Un soumissionnaire irrégulièrement évincé d’un marché public doit être indemnisé du préjudice subi du fait de la perte de chance de participer à la procédure en vue d’obtenir le marché : les personnes lésées par une violation du droit de l’Union européenne en matière de marchés publics sont en mesure de réclamer des dommages et intérêts afin de couvrir le préjudice subi du fait d’une perte de chance de participer à la procédure de passation concernée en vue d’obtenir le marché. Ce préjudice est distinct de celui de la non-obtention dudit marché public.
Un appel d’offres relatif à un marché public de travaux a été lancé par un pouvoir adjudicateur. Celui-ci, estimant que l’un des soumissionnaires, une association, n’avait pas satisfait aux exigences de l’avis du marché notamment en raison de sa capacité économique et financière, a prononcé une décision d’exclusion à son encontre. Le marché public a ainsi été attribué au seul candidat restant.
La décision d’exclusion ayant été confirmée par son conseil supérieur puis par la Cour régionale de Bratislava, l’association évincée a saisi la Cour Suprême de la République slovaque d’un recours contre cet arrêt qui a annulé la décision d’exclusion.
Ainsi, la société évincée a saisi la juridiction slovaque d’un recours en dommages et intérêts au titre du préjudice subi du fait de la décision d’exclusion annulée. Ladite juridiction a saisi la CJUE d’une question préjudicielle, afin de savoir si la directive 89/665 sur les recours en matière de marchés publics prévoit la possibilité pour un soumissionnaire illégalement évincé d’une procédure de passation de marché public d’être indemnisé du préjudice résultant de la perte de chance de participer à une procédure en vue d’obtenir le marché public.

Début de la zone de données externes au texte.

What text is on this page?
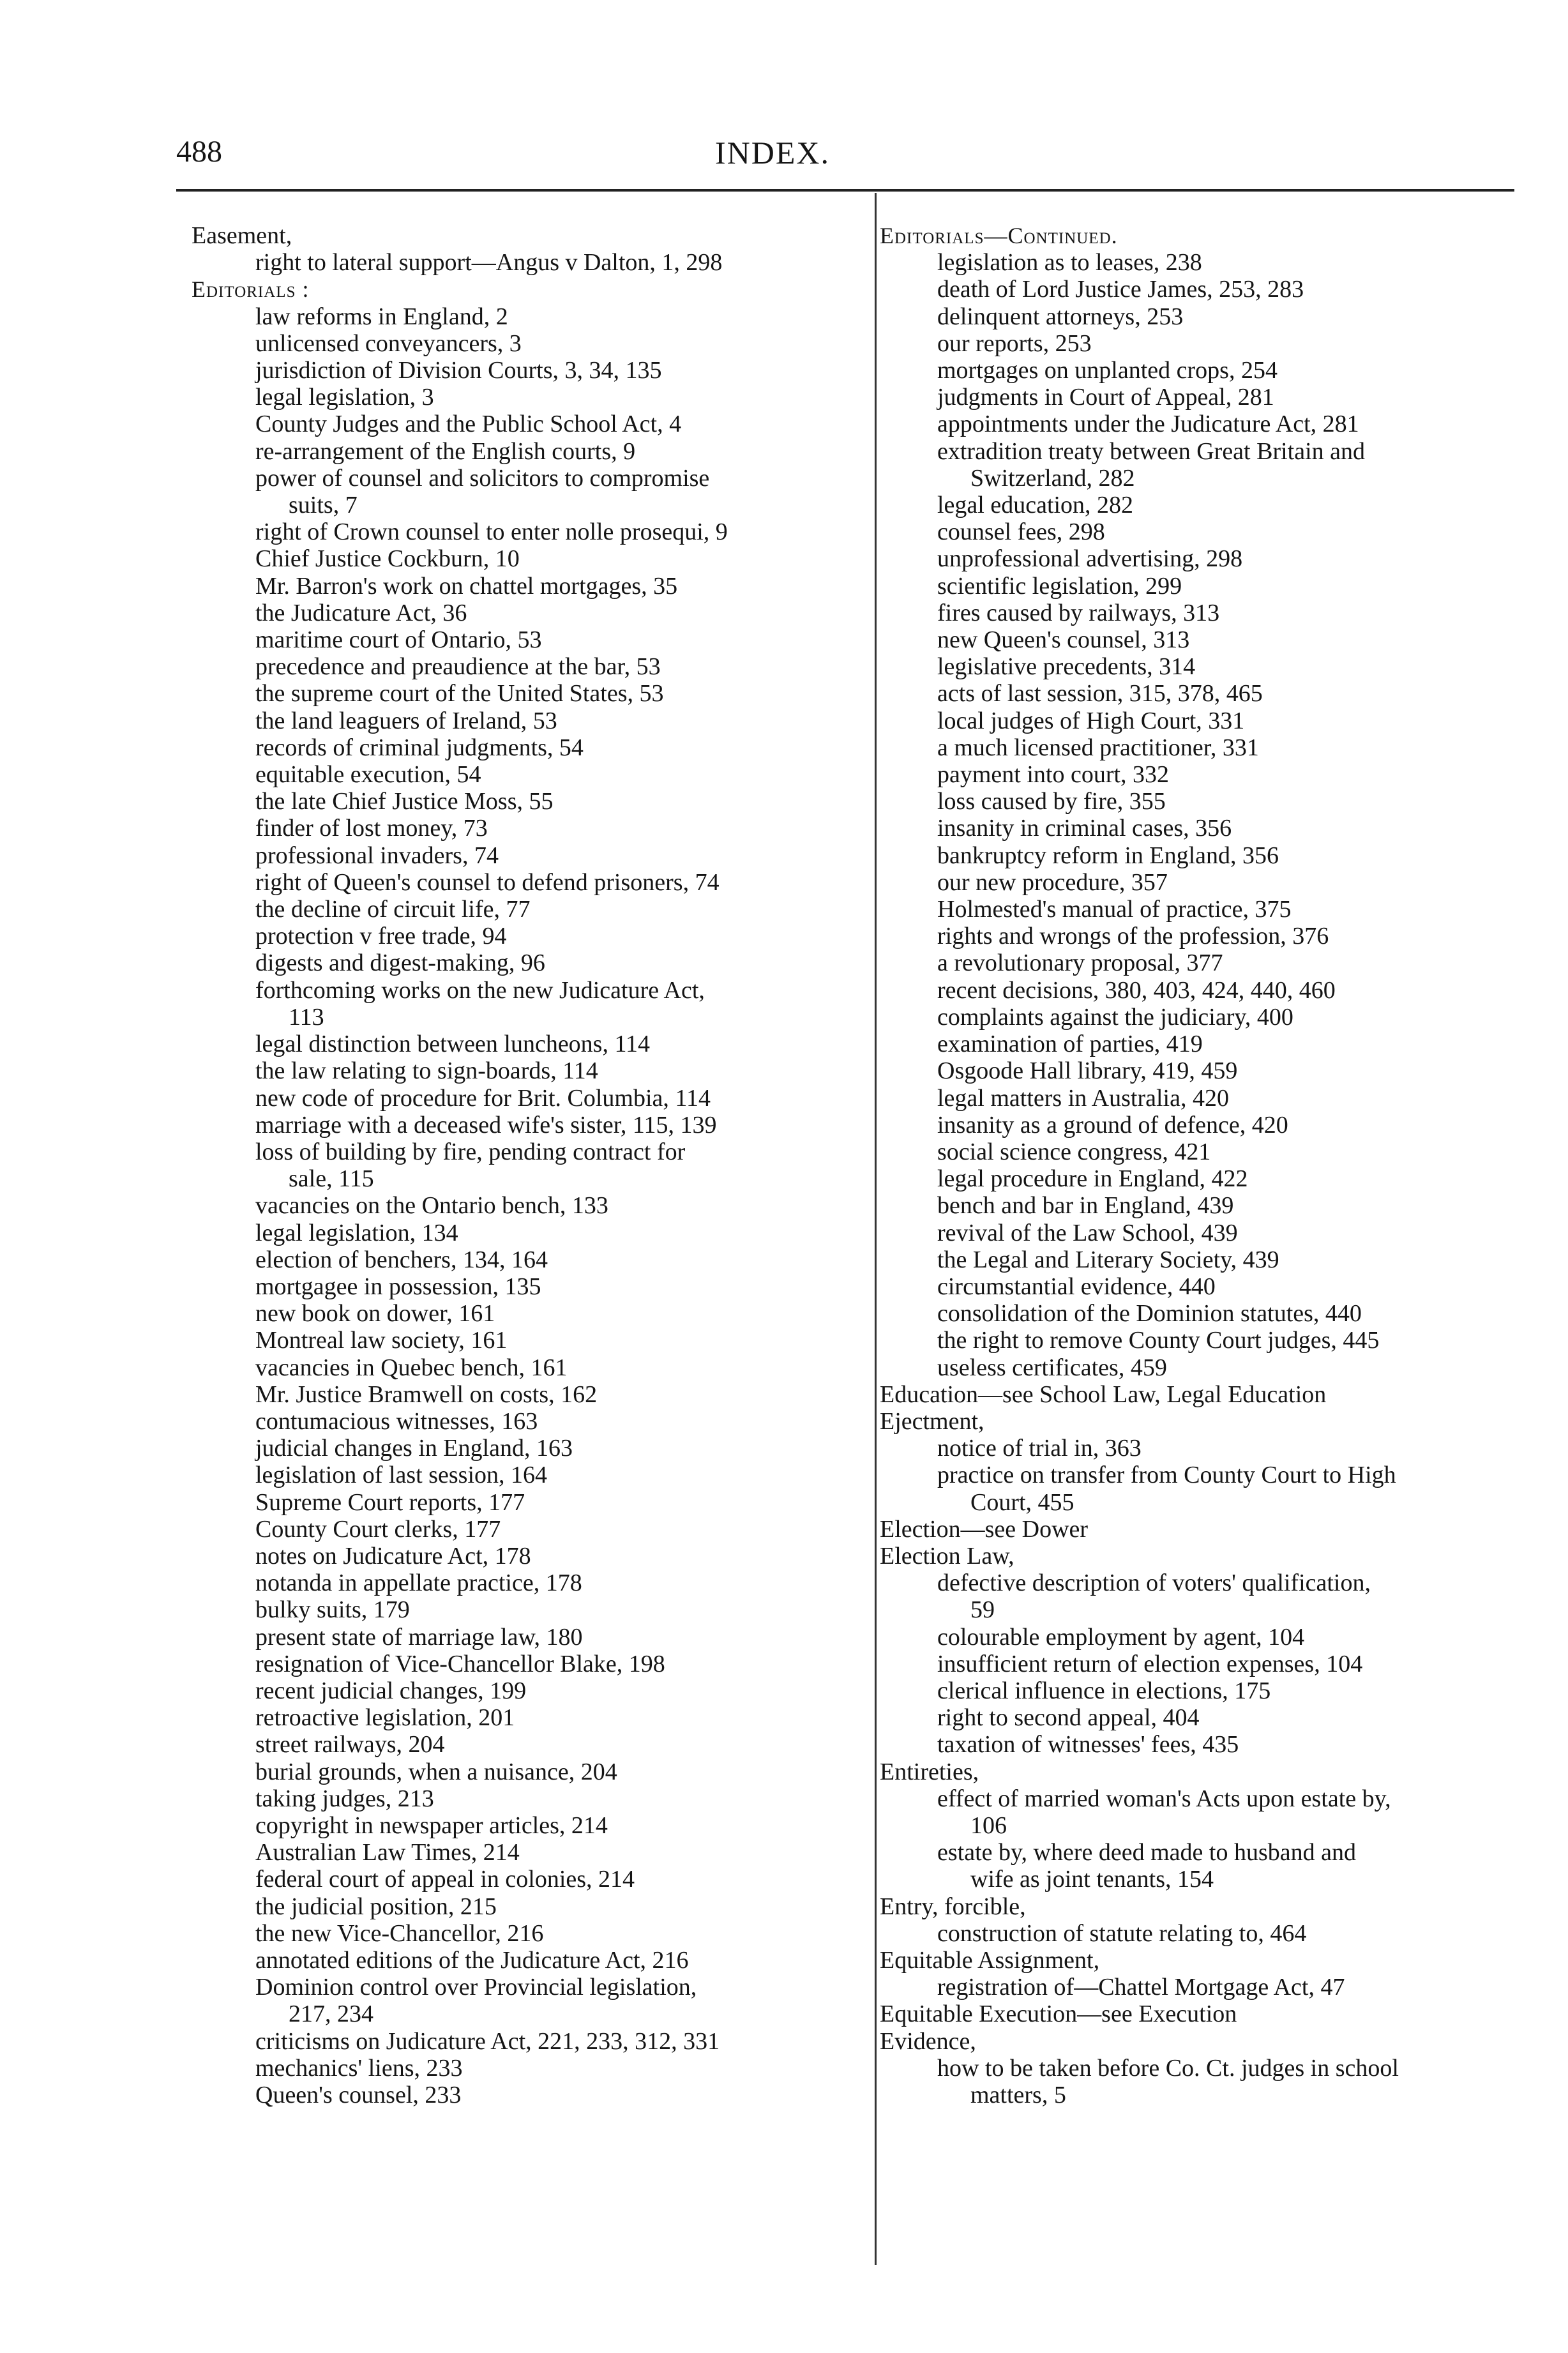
488	INDEX.
Easement,
right to lateral support—Angus v Dalton, 1, 298
Editorials :
law reforms in England, 2
unlicensed conveyancers, 3
jurisdiction of Division Courts, 3, 34, 135
legal legislation, 3
County Judges and the Public School Act, 4
re-arrangement of the English courts, 9
power of counsel and solicitors to compromise
suits, 7
right of Crown counsel to enter nolle prosequi, 9
Chief Justice Cockburn, 10
Mr. Barron's work on chattel mortgages, 35
the Judicature Act, 36
maritime court of Ontario, 53
precedence and preaudience at the bar, 53
the supreme court of the United States, 53
the land leaguers of Ireland, 53
records of criminal judgments, 54
equitable execution, 54
the late Chief Justice Moss, 55
finder of lost money, 73
professional invaders, 74
right of Queen's counsel to defend prisoners, 74
the decline of circuit life, 77
protection v free trade, 94
digests and digest-making, 96
forthcoming works on the new Judicature Act,
113
legal distinction between luncheons, 114
the law relating to sign-boards, 114
new code of procedure for Brit. Columbia, 114
marriage with a deceased wife's sister, 115, 139
loss of building by fire, pending contract for
sale, 115
vacancies on the Ontario bench, 133
legal legislation, 134
election of benchers, 134, 164
mortgagee in possession, 135
new book on dower, 161
Montreal law society, 161
vacancies in Quebec bench, 161
Mr. Justice Bramwell on costs, 162
contumacious witnesses, 163
judicial changes in England, 163
legislation of last session, 164
Supreme Court reports, 177
County Court clerks, 177
notes on Judicature Act, 178
notanda in appellate practice, 178
bulky suits, 179
present state of marriage law, 180
resignation of Vice-Chancellor Blake, 198
recent judicial changes, 199
retroactive legislation, 201
street railways, 204
burial grounds, when a nuisance, 204
taking judges, 213
copyright in newspaper articles, 214
Australian Law Times, 214
federal court of appeal in colonies, 214
the judicial position, 215
the new Vice-Chancellor, 216
annotated editions of the Judicature Act, 216
Dominion control over Provincial legislation,
217, 234
criticisms on Judicature Act, 221, 233, 312, 331
mechanics' liens, 233
Queen's counsel, 233
Editorials—Continued.
legislation as to leases, 238
death of Lord Justice James, 253, 283
delinquent attorneys, 253
our reports, 253
mortgages on unplanted crops, 254
judgments in Court of Appeal, 281
appointments under the Judicature Act, 281
extradition treaty between Great Britain and
Switzerland, 282
legal education, 282
counsel fees, 298
unprofessional advertising, 298
scientific legislation, 299
fires caused by railways, 313
new Queen's counsel, 313
legislative precedents, 314
acts of last session, 315, 378, 465
local judges of High Court, 331
a much licensed practitioner, 331
payment into court, 332
loss caused by fire, 355
insanity in criminal cases, 356
bankruptcy reform in England, 356
our new procedure, 357
Holmested's manual of practice, 375
rights and wrongs of the profession, 376
a revolutionary proposal, 377
recent decisions, 380, 403, 424, 440, 460
complaints against the judiciary, 400
examination of parties, 419
Osgoode Hall library, 419, 459
legal matters in Australia, 420
insanity as a ground of defence, 420
social science congress, 421
legal procedure in England, 422
bench and bar in England, 439
revival of the Law School, 439
the Legal and Literary Society, 439
circumstantial evidence, 440
consolidation of the Dominion statutes, 440
the right to remove County Court judges, 445
useless certificates, 459
Education—see School Law, Legal Education
Ejectment,
notice of trial in, 363
practice on transfer from County Court to High
Court, 455
Election—see Dower
Election Law,
defective description of voters' qualification,
59
colourable employment by agent, 104
insufficient return of election expenses, 104
clerical influence in elections, 175
right to second appeal, 404
taxation of witnesses' fees, 435
Entireties,
effect of married woman's Acts upon estate by,
106
estate by, where deed made to husband and
wife as joint tenants, 154
Entry, forcible,
construction of statute relating to, 464
Equitable Assignment,
registration of—Chattel Mortgage Act, 47
Equitable Execution—see Execution
Evidence,
how to be taken before Co. Ct. judges in school
matters, 5
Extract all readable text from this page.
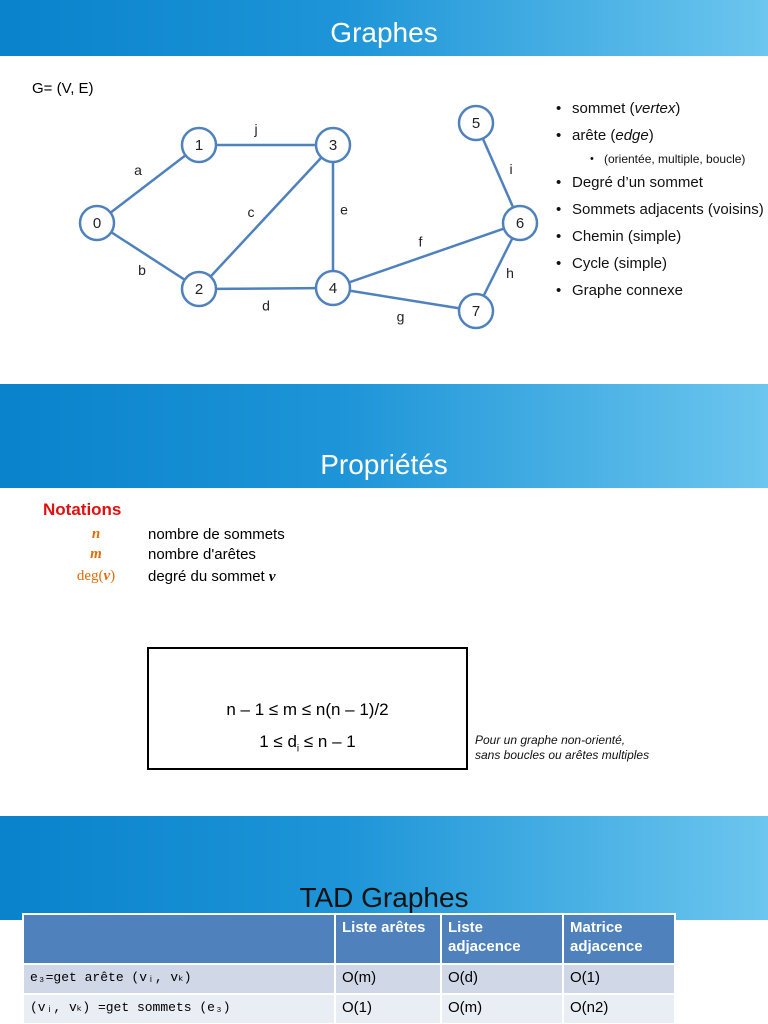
Graphes
G= (V, E)
a
b
j
c	e
d
f
g
i
h
0
1
2
3
4
5
6
7
• sommet (vertex)
• arête (edge)
• (orientée, multiple, boucle)
• Degré d’un sommet
• Sommets adjacents (voisins)
• Chemin (simple)
• Cycle (simple)
• Graphe connexe
Propriétés
Notations
n	nombre de sommets
m	nombre d'arêtes
deg(v)	degré du sommet v
n – 1 ≤ m ≤ n(n – 1)/2
$1 \le d_i \le n - 1$	Pour un graphe non-orienté,
sans boucles ou arêtes multiples
TAD Graphes
	Liste arêtes	Liste adjacence	Matrice adjacence
e₃=get arête (vᵢ, vₖ)	O(m)	O(d)	O(1)
(vᵢ, vₖ) =get sommets (e₃)	O(1)	O(m)	O(n2)
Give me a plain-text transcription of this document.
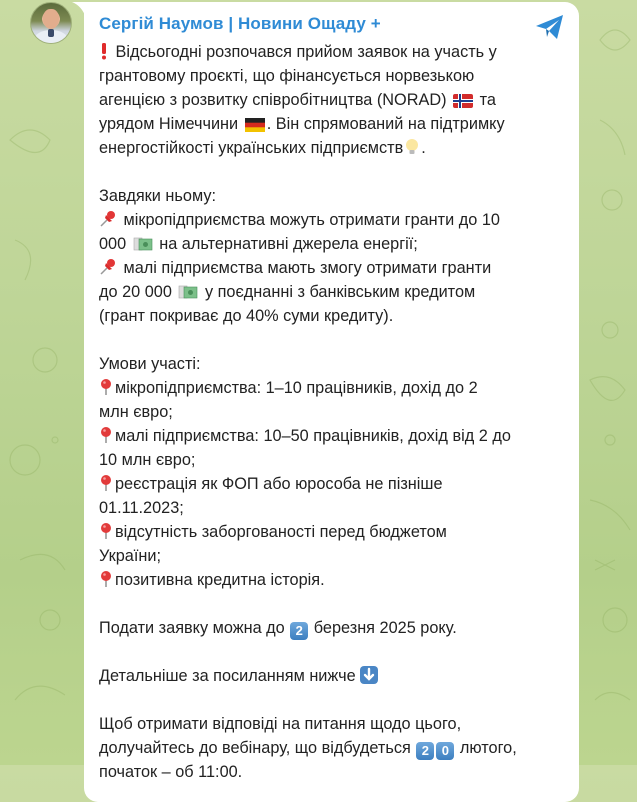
Сергій Наумов | Новини Ощаду +

Відсьогодні розпочався прийом заявок на участь у
грантовому проєкті, що фінансується норвезькою
агенцією з розвитку співробітництва (NORAD) та
урядом Німеччини . Він спрямований на підтримку
енергостійкості українських підприємств .

Завдяки ньому:
мікропідприємства можуть отримати гранти до 10
000 на альтернативні джерела енергії;
малі підприємства мають змогу отримати гранти
до 20 000 у поєднанні з банківським кредитом
(грант покриває до 40% суми кредиту).

Умови участі:
мікропідприємства: 1–10 працівників, дохід до 2
млн євро;
малі підприємства: 10–50 працівників, дохід від 2 до
10 млн євро;
реєстрація як ФОП або юрособа не пізніше
01.11.2023;
відсутність заборгованості перед бюджетом
України;
позитивна кредитна історія.

Подати заявку можна до 2 березня 2025 року.

Детальніше за посиланням нижче

Щоб отримати відповіді на питання щодо цього,
долучайтесь до вебінару, що відбудеться 2 0 лютого,
початок – об 11:00.
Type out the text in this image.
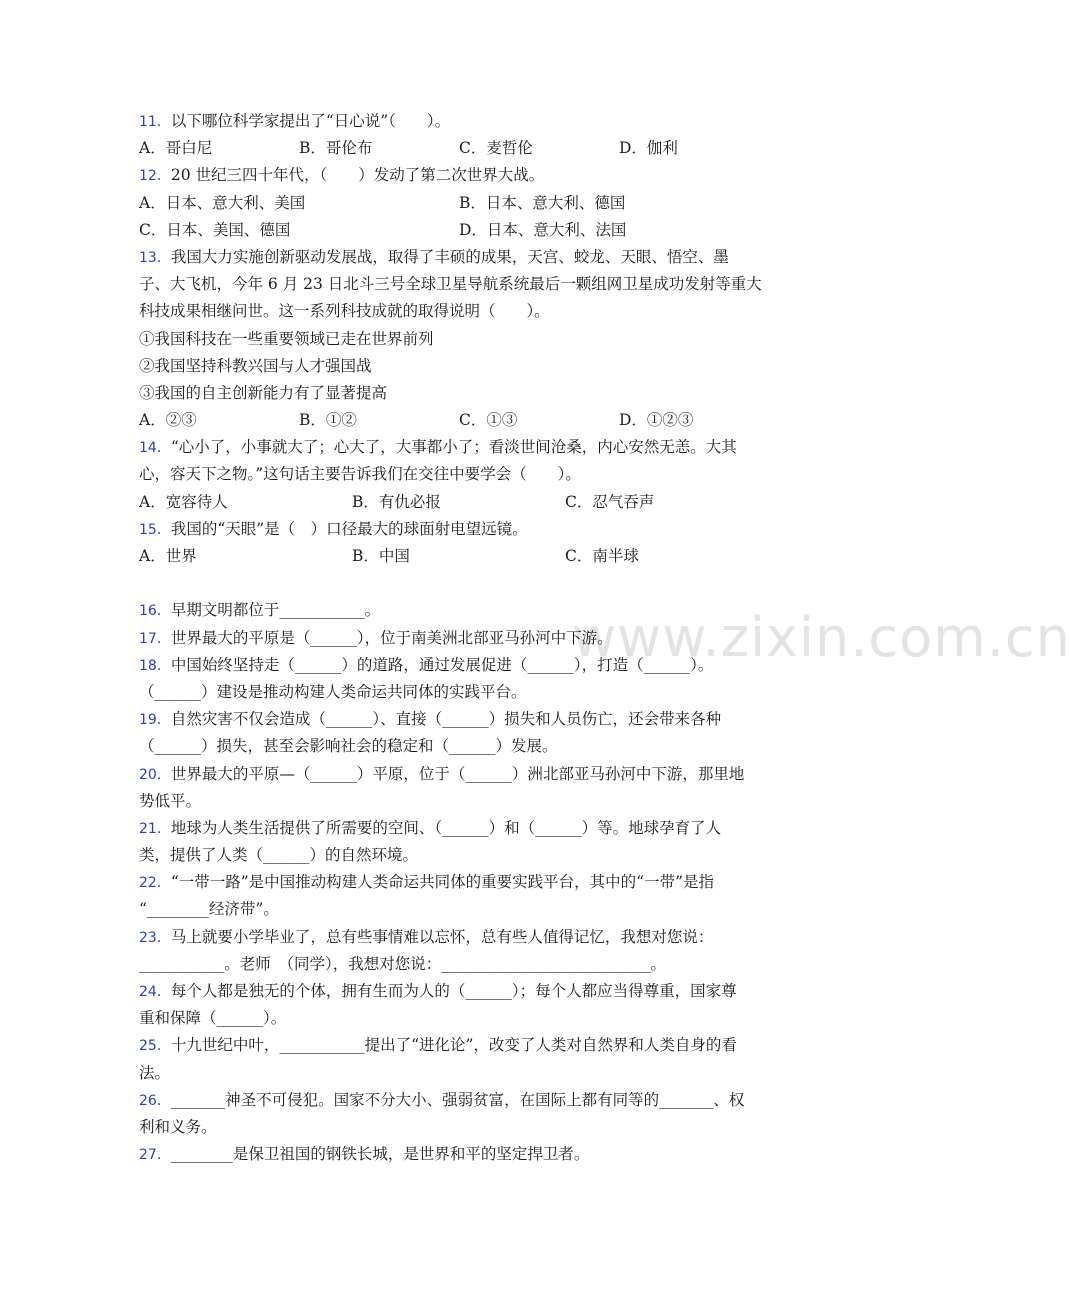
www.zixin.com.cn
11．以下哪位科学家提出了“日心说”（　　）。
A．哥白尼	B．哥伦布	C．麦哲伦	D．伽利
12．20 世纪三四十年代，（　　）发动了第二次世界大战。
A．日本、意大利、美国	B．日本、意大利、德国
C．日本、美国、德国	D．日本、意大利、法国
13．我国大力实施创新驱动发展战，取得了丰硕的成果，天宫、蛟龙、天眼、悟空、墨
子、大飞机，今年 6 月 23 日北斗三号全球卫星导航系统最后一颗组网卫星成功发射等重大
科技成果相继问世。这一系列科技成就的取得说明（　　）。
①我国科技在一些重要领域已走在世界前列
②我国坚持科教兴国与人才强国战
③我国的自主创新能力有了显著提高
A．②③	B．①②	C．①③	D．①②③
14．“心小了，小事就大了；心大了，大事都小了；看淡世间沧桑，内心安然无恙。大其
心，容天下之物。”这句话主要告诉我们在交往中要学会（　　）。
A．宽容待人	B．有仇必报	C．忍气吞声
15．我国的“天眼”是（　）口径最大的球面射电望远镜。
A．世界	B．中国	C．南半球
16．早期文明都位于___________。
17．世界最大的平原是（______），位于南美洲北部亚马孙河中下游。
18．中国始终坚持走（______）的道路，通过发展促进（______），打造（______）。
（______）建设是推动构建人类命运共同体的实践平台。
19．自然灾害不仅会造成（______）、直接（______）损失和人员伤亡，还会带来各种
（______）损失，甚至会影响社会的稳定和（______）发展。
20．世界最大的平原—（______）平原，位于（______）洲北部亚马孙河中下游，那里地
势低平。
21．地球为人类生活提供了所需要的空间、（______）和（______）等。地球孕育了人
类，提供了人类（______）的自然环境。
22．“一带一路”是中国推动构建人类命运共同体的重要实践平台，其中的“一带”是指
“________经济带”。
23．马上就要小学毕业了，总有些事情难以忘怀，总有些人值得记忆，我想对您说：
___________。老师　（同学），我想对您说：___________________________。
24．每个人都是独无的个体，拥有生而为人的（______）；每个人都应当得尊重，国家尊
重和保障（______）。
25．十九世纪中叶，___________提出了“进化论”，改变了人类对自然界和人类自身的看
法。
26．_______神圣不可侵犯。国家不分大小、强弱贫富，在国际上都有同等的_______、权
利和义务。
27．________是保卫祖国的钢铁长城，是世界和平的坚定捍卫者。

La Cour rappelle, dans l’affaire C-547/22 du 6 juin 2024, INGSTEEL Spol. s.r.o. contre Urad pre verejné obstaravanie, que les personnes lésées par une violation du droit de l’Union imputable à un Etat membre ont un droit à réparation dès lors que trois conditions sont réunies, à savoir que la règle violée a pour objet de leur conférer des droits, que sa violation est suffisamment caractérisée et qu’il existe un lien de causalité direct entre celle-ci et le dommage subi par les personnes lésées.
Selon la CJUE, l’article 2, paragraphe 1, sous c), de la directive précitée prévoit que les Etats membres doivent accorder des dommages et intérêts aux personnes lésées par une violation du droit de l’Union en matière de passation des marchés publics, sans apporter de précision quant aux différentes catégories de préjudices. Ainsi, sont considérés comme des préjudices l’ensemble de ceux subis par ces personnes lésées, y compris ceux découlant « de la perte de chance de participer à la procédure de passation d’un marché ».
Lorsque le préjudice résulte de la non-obtention d’un marché public, il est possible pour le soumissionnaire illégalement évincé de subir un préjudice distinct, lequel correspond à la perte de chance de participer à la procédure de passation concernée, c’est-à-dire de voir son offre examinée, analysée et classée, en vue d’obtenir ce marché.
Ainsi, la Cour déclare que la directive précitée s’oppose à une réglementation ou une pratique nationale qui exclurait, par principe, la possibilité d’indemniser un soumissionnaire illégalement évincé d’une procédure de marché public au titre du préjudice subi résultant de la perte de chance de participer à la procédure en vue d’obtenir le marché public concerné.